With regards to origin size, the ischiofemoral ligament was found to have the largest origin, spanning a mean distance of 90° (±6°) around the acetabular clockface, while the pubofemoral ligament origin was the smallest, spanning a mean distance of 42° (±5°). The position of the AIIS was consistently found to be at the 2:08 position of the acetabular clockface, with the acetabular notch being at a standardized location of 6:00 based on our experimental protocol. To our knowledge, no prior study has used computer navigation to either determine the specific acetabular origins of these ligaments, or present this information relative to a clockface. Köhnlein et al. [7] used an acetabular clockface to define the acetabular rim profile and acetabular morphology in cadaveric specimens, however the soft tissue anatomy was not assessed.

In our study, the acetabular origin of the iliofemoral ligament was found to be highly variable both in its location and overall size, when compared to the ischiofemoral and pubofemoral ligaments. The significance of this variation is unknown, and has not been previously described. Similar variations in the origin of the anterior and posterior bands of the inferior glenohumeral ligament complex of the shoulder have previously been demonstrated by O’Brien et al. [8]. DePalma et al. [2] postulated that these variations either represent an inherent anatomical variability, or possibly a functional adaptation to individual joint geometry, which may also be applicable to the variability seen in the iliofemoral ligament origin. Therefore, further investigations are required to determine the clinical significance of this finding in the hip, and perhaps its effect on mechanical stability.

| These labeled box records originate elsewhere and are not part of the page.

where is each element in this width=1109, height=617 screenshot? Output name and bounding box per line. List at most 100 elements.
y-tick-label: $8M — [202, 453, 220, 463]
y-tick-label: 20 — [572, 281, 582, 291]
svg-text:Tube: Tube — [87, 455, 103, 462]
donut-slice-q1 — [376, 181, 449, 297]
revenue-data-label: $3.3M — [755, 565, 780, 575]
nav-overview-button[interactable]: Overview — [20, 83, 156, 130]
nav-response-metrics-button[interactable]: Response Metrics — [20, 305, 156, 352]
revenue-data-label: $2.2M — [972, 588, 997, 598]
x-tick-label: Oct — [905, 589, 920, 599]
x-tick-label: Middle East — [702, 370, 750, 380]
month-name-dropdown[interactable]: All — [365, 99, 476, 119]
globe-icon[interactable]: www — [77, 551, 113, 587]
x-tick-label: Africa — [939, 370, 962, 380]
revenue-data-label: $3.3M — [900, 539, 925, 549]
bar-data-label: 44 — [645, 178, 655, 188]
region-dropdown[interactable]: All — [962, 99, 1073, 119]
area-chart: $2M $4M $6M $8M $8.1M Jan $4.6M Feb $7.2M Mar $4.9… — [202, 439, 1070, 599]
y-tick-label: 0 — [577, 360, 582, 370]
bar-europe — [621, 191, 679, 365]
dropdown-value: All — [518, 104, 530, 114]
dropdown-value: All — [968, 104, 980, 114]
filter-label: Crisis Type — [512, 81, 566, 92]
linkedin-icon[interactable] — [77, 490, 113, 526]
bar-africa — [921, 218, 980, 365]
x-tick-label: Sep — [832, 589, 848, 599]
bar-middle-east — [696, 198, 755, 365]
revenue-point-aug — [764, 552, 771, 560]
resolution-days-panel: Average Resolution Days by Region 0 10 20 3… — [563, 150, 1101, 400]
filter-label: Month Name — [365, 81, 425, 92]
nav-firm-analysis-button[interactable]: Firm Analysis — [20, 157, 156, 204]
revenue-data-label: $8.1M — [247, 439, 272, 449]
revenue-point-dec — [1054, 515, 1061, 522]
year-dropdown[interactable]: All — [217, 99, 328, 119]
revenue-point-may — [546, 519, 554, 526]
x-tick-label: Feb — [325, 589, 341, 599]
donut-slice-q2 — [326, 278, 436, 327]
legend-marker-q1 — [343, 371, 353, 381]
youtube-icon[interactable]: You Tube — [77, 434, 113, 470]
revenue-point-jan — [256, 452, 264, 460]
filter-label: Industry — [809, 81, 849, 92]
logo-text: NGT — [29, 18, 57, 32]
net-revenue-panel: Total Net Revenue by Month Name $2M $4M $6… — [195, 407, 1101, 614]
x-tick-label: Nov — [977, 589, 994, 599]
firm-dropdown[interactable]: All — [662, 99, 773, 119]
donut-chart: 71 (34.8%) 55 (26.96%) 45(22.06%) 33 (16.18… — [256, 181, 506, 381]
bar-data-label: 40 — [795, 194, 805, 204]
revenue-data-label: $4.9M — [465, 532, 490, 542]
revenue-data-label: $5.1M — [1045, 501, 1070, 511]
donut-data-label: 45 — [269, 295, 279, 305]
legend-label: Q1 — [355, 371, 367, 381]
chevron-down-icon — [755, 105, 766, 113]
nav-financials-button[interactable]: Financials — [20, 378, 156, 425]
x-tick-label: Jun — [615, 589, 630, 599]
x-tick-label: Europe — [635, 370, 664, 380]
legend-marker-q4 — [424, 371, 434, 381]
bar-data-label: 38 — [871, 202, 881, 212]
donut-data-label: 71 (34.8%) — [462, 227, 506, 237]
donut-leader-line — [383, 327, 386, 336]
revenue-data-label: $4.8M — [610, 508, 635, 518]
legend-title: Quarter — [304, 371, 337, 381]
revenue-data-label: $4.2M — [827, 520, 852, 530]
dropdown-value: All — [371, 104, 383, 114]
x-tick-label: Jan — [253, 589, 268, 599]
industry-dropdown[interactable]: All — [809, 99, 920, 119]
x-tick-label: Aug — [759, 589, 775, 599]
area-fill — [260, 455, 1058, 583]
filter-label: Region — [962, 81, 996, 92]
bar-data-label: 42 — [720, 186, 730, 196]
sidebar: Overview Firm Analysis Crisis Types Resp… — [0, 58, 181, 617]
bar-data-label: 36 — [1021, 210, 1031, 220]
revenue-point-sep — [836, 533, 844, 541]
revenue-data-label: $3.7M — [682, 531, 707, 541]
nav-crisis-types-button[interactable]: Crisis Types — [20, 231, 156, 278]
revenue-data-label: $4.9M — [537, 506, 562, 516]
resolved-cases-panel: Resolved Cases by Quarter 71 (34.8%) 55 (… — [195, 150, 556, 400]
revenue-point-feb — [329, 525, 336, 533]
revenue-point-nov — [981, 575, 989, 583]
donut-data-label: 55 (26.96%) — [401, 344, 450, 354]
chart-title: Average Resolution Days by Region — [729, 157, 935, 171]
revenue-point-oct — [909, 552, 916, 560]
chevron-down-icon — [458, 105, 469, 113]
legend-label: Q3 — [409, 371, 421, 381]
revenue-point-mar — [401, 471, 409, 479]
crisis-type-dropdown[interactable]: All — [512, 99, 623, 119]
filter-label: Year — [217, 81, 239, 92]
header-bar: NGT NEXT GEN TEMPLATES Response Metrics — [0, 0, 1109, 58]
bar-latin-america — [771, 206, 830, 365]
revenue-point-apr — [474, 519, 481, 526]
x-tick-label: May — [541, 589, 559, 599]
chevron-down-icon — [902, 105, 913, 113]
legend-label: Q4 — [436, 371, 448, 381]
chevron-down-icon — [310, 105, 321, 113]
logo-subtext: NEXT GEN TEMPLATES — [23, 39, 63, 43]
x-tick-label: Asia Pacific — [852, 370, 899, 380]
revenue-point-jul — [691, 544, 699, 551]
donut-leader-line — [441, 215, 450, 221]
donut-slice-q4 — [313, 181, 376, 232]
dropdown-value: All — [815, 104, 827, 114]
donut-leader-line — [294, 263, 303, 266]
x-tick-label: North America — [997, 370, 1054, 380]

In conclusion, this study describes the distinct acetabular origins of the iliofemoral, ischiofemoral, and pubofemoral ligaments relative to an acetabular clockface, and demonstrates that the iliofemoral ligament origin has significant anatomic variability relative to the ischiofemoral and pubofemoral ligaments. Further studies are currently underway utilizing microcomputed tomography to assess if there are portions of the ligament that are consistently less robust, and thus less crucial to overall ligament stability, which may represent a more ideal location for a less traumatic capsulotomy.